Dans le sud-est du pays, les agriculteurs du plateau du Katanga ont été surpris par des pluies excessives.

“Nous avons connu de fortes pluies les 15 premiers jours d’avril et déjà fin mars, les pluies se sont intensifiées, ce qui a eu un impact négatif sur la culture du maïs”, regrette Eunice Mangasa, une jeune agri-entrepreneure qui cultive du maïs dans le territoire de Kipushi, à la frontière avec la Zambie.

Selon Jonathan Muledi, professeur à la Faculté des Sciences Agronomiques de l’Université de Lubumbashi, « lorsque les niveaux d’eau monteront pendant cette période, les récoltes seront sérieusement affectées. Les produits des champs pourriront à cause de l’humidité ; les plantes cultivées ont plutôt besoin de peu d’eau pour assurer les processus de maturation. L’autre crainte est essentiellement liée à l’érosion des terres agricoles et donc à la perte de fertilité », il a dit.

Les agriculteurs de la province du Sud-Kivu sont également confrontés à la même situation. Espoir Bisimwa, spécialiste des maladies des plantes, constate que les saisons de récolte sont perturbées et que la récolte est de moins en moins abondante quelle que soit la période de croissance.

« Mais cela remonte déjà à l’année dernière, on peut même remonter en arrière.
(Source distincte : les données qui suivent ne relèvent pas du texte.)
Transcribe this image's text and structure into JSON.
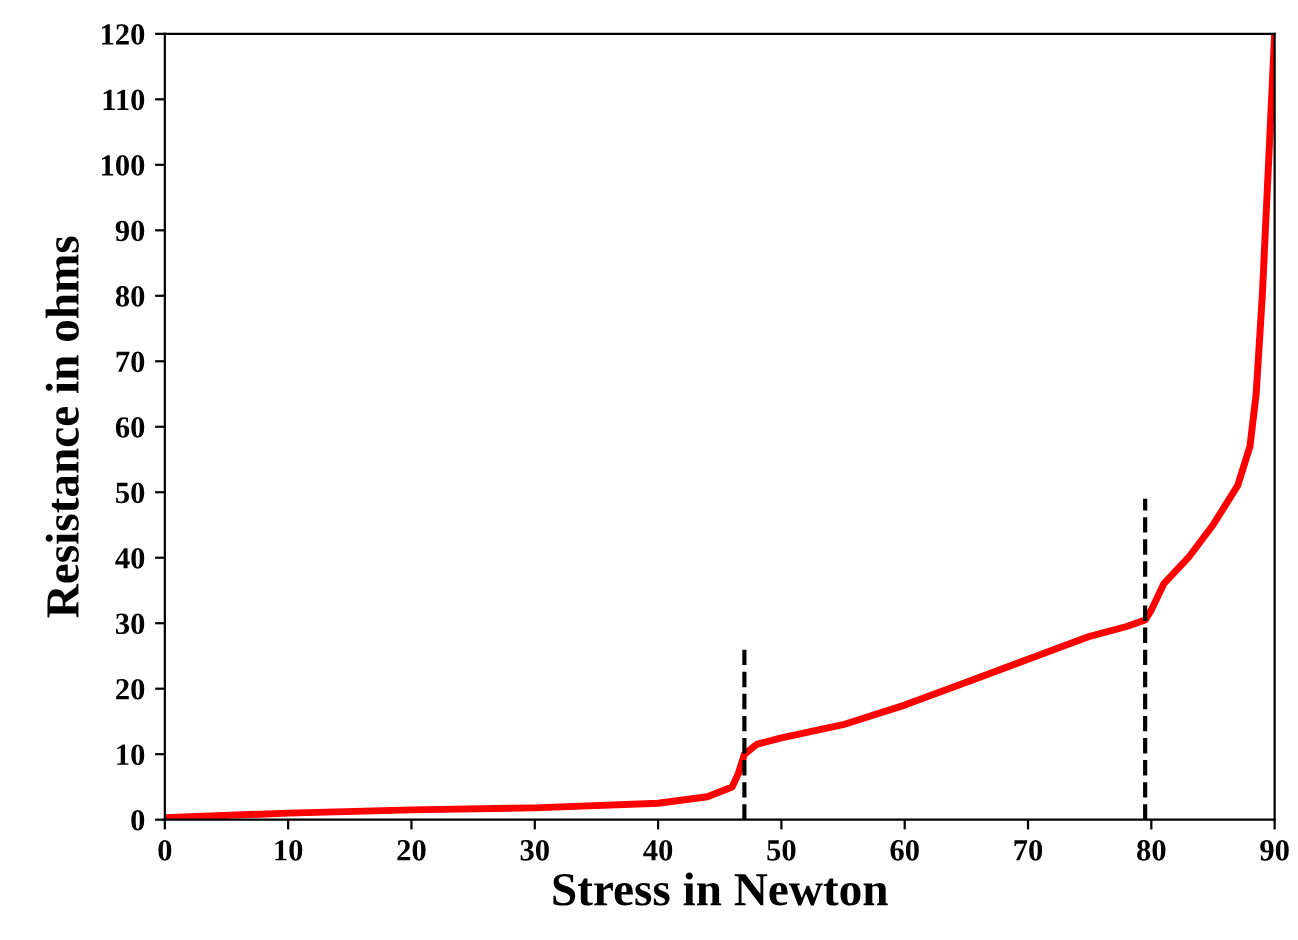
{
  "chart_data": {
    "type": "line",
    "xlabel": "Stress in Newton",
    "ylabel": "Resistance in ohms",
    "xlim": [
      0,
      90
    ],
    "ylim": [
      0,
      120
    ],
    "xticks": [
      0,
      10,
      20,
      30,
      40,
      50,
      60,
      70,
      80,
      90
    ],
    "yticks": [
      0,
      10,
      20,
      30,
      40,
      50,
      60,
      70,
      80,
      90,
      100,
      110,
      120
    ],
    "grid": false,
    "legend": false,
    "marker": "none",
    "series": [
      {
        "color": "#ff0000",
        "line_style": "solid",
        "x": [
          0,
          10,
          20,
          30,
          40,
          44,
          46,
          46.5,
          47,
          48,
          50,
          55,
          60,
          65,
          70,
          75,
          78,
          79.5,
          80,
          81,
          83,
          85,
          87,
          88,
          88.5,
          89,
          89.5,
          90
        ],
        "values": [
          0.3,
          1,
          1.5,
          1.8,
          2.5,
          3.5,
          5,
          7,
          10,
          11.5,
          12.5,
          14.5,
          17.5,
          21,
          24.5,
          28,
          29.5,
          30.5,
          32,
          36,
          40,
          45,
          51,
          57,
          65,
          80,
          100,
          120
        ]
      },
      {
        "color": "#000000",
        "line_style": "dashed",
        "x": [
          47,
          47
        ],
        "values": [
          0,
          26
        ]
      },
      {
        "color": "#000000",
        "line_style": "dashed",
        "x": [
          79.5,
          79.5
        ],
        "values": [
          0,
          49
        ]
      }
    ]
  }
}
Nous avons une saison des pluies très marquée et prolongée qui détruit les récoltes. Mais on note surtout la résurgence des insectes et des maladies des plantes, favorisée par les conditions écologiques. Résultat : les agriculteurs ont perdu le contrôle du calendrier agricole», dit-il.

Hope Mukengere Bagula prévoit une dégradation de la situation avec « l’intensité des pluies qui devrait augmenter jusqu’à 27%… ». Il recommande pour cette province des techniques agricoles moins dépendantes du climat.